The complicating factor, however, involves the limits ingrained in India’s political culture on Parliament’s involvement in foreign policy. Formally, Indian policy-makers pay great respect to the theory of parliamentary involvement — one former foreign minister, Y.B. Chavan, on one memorable occasion, seeking ‘some mandate, some direction, some instructions, some suggestions from this honourable House’—but in reality the government seeks no real mandate from Parliament, considers no new directions, accepts no substantive instructions and responds to few suggestions. This may have devolved from a conception of the legitimate distinction in a parliamentary system between a law and a policy; the former emerges from open parliamentary discussion, the latter does not. ‘It is, of course, essential,’ declared one former Indian diplomat, ‘for Government to keep Parliament in touch with the broad lines of its foreign policy, but for the government to conduct its foreign policy through Parliament is to invite confusion and deny itself any room for manoeuvring.’ Prime Minister Indira Gandhi, for instance, was blunter than Prime Minister Manmohan Singh would ever be in firmly restricting the right of policy creation to the government: ‘We have the responsibility,’ she noted, ‘whereas those who are not in power have the freedom and the right to advocate courses which may not necessarily be responsible.’

The prevalence of this assumption in Indian governmental philosophy may be illustrated by a statement from another end of the chronological spectrum, which encapsulates thinking before and since. Prime Minister Lal Bahadur Shastri asserted in the Lok Sabha in 1965, ‘I want to make it absolutely clear that to run the Government is our responsibility and we are going to discharge it. We do take broad guidance from this Honourable House on matters of policy. But we cannot be given executive directions every day. It would be an impossible situation and I cannot accept it.’ This was, of course, a reasonable view. But where does it leave Parliament in general, and the Opposition in particular, on foreign policy? It would seem that their only role is to raise issues that may be discussed but would have no tangible impact on policy.

It is true that even Jawaharlal Nehru, the great nurturer of Indian democracy and its institutions, insulated foreign policy from parliamentary influences. His government did not seek parliamentary advice on or consent to a single treaty or international agreement, including the Panchsheel declaration with China, and the agreements with Pakistan, Nepal, Bhutan and Sikkim. Nor did Nehru’s administration tell Parliament of Chinese encroachments on India territory till 1959, after they had begun. At the same time, foreign emissaries, especially from China and the Soviet Union in the late 1950s, were given information not publicly available to the Indian people or their representatives in Parliament.
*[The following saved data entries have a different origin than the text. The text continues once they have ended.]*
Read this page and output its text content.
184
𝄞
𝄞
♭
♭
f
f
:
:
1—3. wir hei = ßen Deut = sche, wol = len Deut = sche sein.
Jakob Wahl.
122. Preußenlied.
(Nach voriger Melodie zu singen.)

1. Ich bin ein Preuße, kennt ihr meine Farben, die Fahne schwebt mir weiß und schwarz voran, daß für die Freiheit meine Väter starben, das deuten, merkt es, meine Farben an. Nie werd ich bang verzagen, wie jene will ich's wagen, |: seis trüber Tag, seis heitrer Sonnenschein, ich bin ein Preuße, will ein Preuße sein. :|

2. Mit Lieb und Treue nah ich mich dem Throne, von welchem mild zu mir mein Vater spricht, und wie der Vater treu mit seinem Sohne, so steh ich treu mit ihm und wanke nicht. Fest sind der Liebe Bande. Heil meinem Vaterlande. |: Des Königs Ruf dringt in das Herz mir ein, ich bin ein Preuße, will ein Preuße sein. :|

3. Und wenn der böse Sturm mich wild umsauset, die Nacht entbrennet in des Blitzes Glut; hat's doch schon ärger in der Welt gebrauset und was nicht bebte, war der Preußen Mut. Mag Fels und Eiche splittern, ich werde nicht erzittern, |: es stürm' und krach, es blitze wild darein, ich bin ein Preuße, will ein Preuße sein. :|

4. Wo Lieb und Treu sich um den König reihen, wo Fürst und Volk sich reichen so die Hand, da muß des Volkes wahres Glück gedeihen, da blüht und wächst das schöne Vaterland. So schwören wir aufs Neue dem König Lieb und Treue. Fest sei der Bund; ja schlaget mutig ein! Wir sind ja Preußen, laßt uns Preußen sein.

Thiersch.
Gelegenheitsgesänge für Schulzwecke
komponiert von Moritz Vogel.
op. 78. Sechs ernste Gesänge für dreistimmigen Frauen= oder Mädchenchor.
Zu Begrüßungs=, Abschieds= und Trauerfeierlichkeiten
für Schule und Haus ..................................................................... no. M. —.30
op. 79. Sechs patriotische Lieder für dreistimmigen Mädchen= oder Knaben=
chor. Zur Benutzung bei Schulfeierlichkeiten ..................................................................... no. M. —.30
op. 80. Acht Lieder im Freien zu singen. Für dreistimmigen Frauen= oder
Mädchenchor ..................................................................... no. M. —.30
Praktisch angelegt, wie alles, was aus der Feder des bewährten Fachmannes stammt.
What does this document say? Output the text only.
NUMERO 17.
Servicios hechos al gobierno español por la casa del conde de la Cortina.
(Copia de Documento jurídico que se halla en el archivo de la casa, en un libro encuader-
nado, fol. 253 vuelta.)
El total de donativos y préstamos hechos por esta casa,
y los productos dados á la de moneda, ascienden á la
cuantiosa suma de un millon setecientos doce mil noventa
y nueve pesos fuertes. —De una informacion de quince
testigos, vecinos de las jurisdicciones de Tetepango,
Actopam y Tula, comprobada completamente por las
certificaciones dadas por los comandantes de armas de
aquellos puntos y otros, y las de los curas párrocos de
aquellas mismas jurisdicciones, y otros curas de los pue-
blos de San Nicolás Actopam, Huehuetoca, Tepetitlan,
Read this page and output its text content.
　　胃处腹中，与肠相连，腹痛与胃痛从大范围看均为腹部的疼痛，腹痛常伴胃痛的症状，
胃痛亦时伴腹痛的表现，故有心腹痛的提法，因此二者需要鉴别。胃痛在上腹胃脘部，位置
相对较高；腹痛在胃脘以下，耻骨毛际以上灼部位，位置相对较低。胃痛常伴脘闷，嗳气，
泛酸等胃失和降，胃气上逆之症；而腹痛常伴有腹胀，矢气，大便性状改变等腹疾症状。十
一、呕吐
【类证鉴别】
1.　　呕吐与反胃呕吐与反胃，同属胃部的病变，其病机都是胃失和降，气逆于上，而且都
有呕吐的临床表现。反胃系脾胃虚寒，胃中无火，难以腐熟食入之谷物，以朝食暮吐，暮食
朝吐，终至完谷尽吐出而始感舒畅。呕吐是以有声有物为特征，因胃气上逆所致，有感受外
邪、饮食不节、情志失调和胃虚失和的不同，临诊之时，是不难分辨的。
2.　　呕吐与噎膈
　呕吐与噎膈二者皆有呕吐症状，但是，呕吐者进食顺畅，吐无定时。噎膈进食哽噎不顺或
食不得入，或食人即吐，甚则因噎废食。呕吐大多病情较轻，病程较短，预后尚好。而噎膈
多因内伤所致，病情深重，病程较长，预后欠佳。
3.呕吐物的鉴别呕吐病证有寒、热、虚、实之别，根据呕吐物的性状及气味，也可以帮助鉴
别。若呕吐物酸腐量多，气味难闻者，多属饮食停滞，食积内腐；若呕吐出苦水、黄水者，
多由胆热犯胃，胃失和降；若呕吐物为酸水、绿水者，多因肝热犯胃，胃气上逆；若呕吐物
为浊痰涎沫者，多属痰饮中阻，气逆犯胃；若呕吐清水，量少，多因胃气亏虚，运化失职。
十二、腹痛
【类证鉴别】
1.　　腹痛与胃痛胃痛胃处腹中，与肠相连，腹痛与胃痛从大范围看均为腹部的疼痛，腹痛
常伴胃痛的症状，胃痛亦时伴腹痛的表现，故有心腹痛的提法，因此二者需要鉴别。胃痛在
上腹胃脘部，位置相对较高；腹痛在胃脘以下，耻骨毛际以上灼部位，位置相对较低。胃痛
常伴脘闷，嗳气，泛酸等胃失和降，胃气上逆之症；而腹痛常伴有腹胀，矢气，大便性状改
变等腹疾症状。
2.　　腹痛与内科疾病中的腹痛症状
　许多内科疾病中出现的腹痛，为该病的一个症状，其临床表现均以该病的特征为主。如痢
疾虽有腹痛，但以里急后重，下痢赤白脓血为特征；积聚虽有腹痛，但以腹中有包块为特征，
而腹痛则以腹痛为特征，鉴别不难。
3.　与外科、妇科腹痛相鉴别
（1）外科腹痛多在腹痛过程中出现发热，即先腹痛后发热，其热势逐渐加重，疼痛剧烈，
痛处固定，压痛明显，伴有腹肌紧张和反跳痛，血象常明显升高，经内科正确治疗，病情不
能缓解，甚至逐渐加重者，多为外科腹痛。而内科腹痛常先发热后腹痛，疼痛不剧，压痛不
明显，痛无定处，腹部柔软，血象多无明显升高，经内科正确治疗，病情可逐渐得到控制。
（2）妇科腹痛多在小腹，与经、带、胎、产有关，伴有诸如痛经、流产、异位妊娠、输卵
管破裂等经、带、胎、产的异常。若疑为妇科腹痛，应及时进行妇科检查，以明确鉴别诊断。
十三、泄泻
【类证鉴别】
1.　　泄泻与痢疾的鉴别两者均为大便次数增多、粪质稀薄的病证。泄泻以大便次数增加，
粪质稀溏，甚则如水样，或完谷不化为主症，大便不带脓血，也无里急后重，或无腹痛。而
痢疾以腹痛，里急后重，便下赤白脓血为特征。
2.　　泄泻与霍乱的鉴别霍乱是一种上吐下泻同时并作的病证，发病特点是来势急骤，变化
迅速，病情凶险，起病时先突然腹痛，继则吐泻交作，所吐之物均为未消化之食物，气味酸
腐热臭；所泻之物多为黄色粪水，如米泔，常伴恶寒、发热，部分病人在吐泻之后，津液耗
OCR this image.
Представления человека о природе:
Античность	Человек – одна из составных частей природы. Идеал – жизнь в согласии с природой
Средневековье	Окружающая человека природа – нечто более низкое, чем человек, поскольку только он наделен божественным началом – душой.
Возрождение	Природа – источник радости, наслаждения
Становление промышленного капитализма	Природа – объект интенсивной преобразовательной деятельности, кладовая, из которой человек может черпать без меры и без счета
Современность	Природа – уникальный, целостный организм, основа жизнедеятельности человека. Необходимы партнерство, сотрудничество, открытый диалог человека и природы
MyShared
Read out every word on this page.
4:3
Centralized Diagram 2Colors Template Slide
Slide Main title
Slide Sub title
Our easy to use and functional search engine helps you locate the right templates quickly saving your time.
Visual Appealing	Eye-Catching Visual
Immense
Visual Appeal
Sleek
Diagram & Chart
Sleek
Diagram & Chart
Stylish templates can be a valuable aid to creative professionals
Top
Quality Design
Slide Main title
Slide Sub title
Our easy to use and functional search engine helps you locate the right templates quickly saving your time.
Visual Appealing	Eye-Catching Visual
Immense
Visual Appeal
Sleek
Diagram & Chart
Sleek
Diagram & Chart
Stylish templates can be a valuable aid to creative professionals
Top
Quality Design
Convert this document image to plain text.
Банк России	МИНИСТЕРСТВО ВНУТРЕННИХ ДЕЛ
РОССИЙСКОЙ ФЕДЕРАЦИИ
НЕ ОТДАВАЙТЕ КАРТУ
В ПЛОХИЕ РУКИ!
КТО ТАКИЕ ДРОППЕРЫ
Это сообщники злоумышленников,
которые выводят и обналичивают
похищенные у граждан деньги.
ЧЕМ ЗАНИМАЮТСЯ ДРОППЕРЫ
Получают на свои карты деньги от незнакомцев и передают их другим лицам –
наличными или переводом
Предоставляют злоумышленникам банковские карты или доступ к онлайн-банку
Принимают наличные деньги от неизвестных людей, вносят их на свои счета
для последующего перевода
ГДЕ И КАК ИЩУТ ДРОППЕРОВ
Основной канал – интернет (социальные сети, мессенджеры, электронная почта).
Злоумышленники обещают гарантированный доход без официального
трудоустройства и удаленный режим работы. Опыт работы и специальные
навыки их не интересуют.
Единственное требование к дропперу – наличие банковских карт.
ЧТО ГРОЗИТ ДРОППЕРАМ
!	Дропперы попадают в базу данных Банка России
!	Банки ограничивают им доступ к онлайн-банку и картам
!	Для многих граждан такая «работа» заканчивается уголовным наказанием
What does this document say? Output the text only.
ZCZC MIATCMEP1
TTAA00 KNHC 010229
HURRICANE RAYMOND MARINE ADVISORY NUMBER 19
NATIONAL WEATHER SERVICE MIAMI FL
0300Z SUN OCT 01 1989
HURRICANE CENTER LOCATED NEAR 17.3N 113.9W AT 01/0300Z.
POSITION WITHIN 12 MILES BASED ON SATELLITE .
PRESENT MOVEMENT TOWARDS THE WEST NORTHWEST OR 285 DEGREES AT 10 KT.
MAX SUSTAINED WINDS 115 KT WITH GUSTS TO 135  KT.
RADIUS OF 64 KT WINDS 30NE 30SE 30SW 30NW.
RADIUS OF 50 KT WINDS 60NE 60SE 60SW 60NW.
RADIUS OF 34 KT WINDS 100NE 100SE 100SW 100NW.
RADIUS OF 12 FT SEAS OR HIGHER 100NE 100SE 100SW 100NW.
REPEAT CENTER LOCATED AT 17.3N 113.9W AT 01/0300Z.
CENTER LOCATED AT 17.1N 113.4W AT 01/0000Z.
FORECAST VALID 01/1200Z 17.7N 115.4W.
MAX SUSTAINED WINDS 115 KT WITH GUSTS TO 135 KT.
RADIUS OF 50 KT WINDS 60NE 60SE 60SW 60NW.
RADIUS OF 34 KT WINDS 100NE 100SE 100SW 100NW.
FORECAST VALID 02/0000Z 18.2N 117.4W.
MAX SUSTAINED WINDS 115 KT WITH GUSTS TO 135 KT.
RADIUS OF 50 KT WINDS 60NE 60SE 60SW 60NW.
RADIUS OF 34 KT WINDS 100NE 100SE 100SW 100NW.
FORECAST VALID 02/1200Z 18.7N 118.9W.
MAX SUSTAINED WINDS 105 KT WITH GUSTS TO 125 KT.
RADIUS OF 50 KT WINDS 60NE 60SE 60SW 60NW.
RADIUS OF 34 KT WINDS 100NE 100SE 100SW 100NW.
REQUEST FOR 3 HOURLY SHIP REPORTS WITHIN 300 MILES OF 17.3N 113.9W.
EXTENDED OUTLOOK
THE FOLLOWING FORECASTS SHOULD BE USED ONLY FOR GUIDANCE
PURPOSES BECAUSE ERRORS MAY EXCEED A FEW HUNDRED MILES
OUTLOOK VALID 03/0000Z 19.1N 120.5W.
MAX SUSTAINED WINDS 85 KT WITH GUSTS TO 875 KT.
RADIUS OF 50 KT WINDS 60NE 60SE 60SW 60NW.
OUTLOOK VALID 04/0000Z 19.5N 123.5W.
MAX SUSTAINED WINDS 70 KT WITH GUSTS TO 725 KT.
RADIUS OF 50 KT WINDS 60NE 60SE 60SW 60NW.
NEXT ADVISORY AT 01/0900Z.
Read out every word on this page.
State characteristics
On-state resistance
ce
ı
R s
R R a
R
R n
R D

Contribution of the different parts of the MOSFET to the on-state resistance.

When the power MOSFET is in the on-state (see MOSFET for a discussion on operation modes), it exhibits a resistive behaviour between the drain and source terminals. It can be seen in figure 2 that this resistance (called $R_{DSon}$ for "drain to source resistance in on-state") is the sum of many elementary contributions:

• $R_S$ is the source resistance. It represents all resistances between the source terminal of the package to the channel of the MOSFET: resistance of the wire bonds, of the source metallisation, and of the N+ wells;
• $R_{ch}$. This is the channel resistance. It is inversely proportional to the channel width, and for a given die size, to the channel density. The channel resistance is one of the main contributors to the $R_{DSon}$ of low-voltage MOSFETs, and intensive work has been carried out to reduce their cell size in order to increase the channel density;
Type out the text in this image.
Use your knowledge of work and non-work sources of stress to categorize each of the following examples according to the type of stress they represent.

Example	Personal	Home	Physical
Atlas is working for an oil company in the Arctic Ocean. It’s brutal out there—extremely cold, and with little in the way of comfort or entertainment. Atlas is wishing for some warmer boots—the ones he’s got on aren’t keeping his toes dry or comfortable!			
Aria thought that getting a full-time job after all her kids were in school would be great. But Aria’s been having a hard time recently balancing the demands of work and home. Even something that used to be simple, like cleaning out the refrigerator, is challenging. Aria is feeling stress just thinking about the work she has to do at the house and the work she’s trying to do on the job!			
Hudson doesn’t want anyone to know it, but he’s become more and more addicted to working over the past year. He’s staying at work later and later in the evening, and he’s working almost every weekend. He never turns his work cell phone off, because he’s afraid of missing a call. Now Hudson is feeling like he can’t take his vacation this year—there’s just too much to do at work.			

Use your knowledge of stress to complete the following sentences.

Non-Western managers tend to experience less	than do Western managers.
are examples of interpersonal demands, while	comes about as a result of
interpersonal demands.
The military and psychological disaster of 1962 exposed the bankruptcy of this policy. One key lesson from Nehru’s China debacle must be that taking Parliament into confidence in advance offers a vital insurance to the government in the event of a foreign policy disaster, whereas a Parliament that discovers issues from the media after the event — as happened with the Sharm el Sheikh episode involving Pakistan in 2009—can express enough outrage as to constitute a constraint on the government’s foreign policy options thereafter.

The various legislative devices outlined above make little difference. Despite Article 246, the field for parliamentary legislation in foreign policy is a limited one. Parliament’s finance power has literally never been exercised, primarily because of the sheer weight of numbers disposed of by any government with a parliamentary majority, which is always able to push through the MEA’s demands for grants without emendation. Private members’ resolutions very rarely get passed, and never against the direct concerted opposition of the government. The foreign policy resolutions that have in fact been passed in Parliament over the years have been on such issues as the Soviet invasion of Czechoslovakia and the US invasion of Iraq, India’s relations with specific countries, foreign aid, the repression of minorities in Pakistan, the execution of freedom fighters in the white-ruled Rhodesia and Chinese encroachments on the Indian frontier, issues on which either both government and Parliament were demonstrably helpless, or on which the passage of a resolution would appease critics without seriously affecting policy.

Question hour could have afforded better opportunities, but it has been ill-used on global issues. For one thing, it focuses on foreign policy only infrequently: one estimate is that questions dealing with the MEA only account for 4.5 per cent to 5.5 per cent of the total number of questions asked. Most questions raised in Parliament are of purely national or even local importance, since the MEA only comes up on one of the five days of the work-week in each House, and in any case not all questions are admitted to the floor of the House and the luck of the draw may leave the foreign minister with no question to answer on his allotted day. The Speaker, officially neutral but always a nominee of the ruling party, can and does disallow questions and adjournment motions, terminate debates, reprimand members and rule on disputes, and this authority can be and has been misused to disallow inconvenient questions and to shield ministers by preventing embarrassing supplementaries. Even when questions of import get through, the government devises ingenious ways of evading them, because of the ignorance of the MPs or sometimes through loopholes left by a careless Opposition.

This leaves only the committees and the debates themselves. The parliamentary committees in India dealing with foreign policy are bodies of very little impact, with the Consultative Committee on Foreign Affairs being more akin, as Krishna Menon noted, to a conference than a committee. Though composed of all the parties in relation to their strength in the House, the committees are not bound by the MPs’ party stands, and their meetings are designed as a frank exchange of views, but often descend into ritual exercises and empty exchanges designed for no greater purpose than to justify the MPs’ presence and allowances. The committees meet sporadically, and indulge in little more than a question and answer session. Under official guidelines, their discussions are strictly off the record, and no reference can be made to them in Parliament, which considerably diminishes their utility. As a non-statutory body, the consultative committee cannot summon witnesses, demand files or examine records, and the government is not bound to accept any of its recommendations, even unanimous ones. There is no record of any policy initiative emerging from the committee’s consultations. The Standing Committee on External Affairs is not much better off, spending much of its time receiving delegations from an assortment of foreign countries for exchanges that are often mind-numbing in their formality. It does, however, review draft legislation relating to the MEA, and the minister is obliged to respond to its reports and comments on the MEA’s work.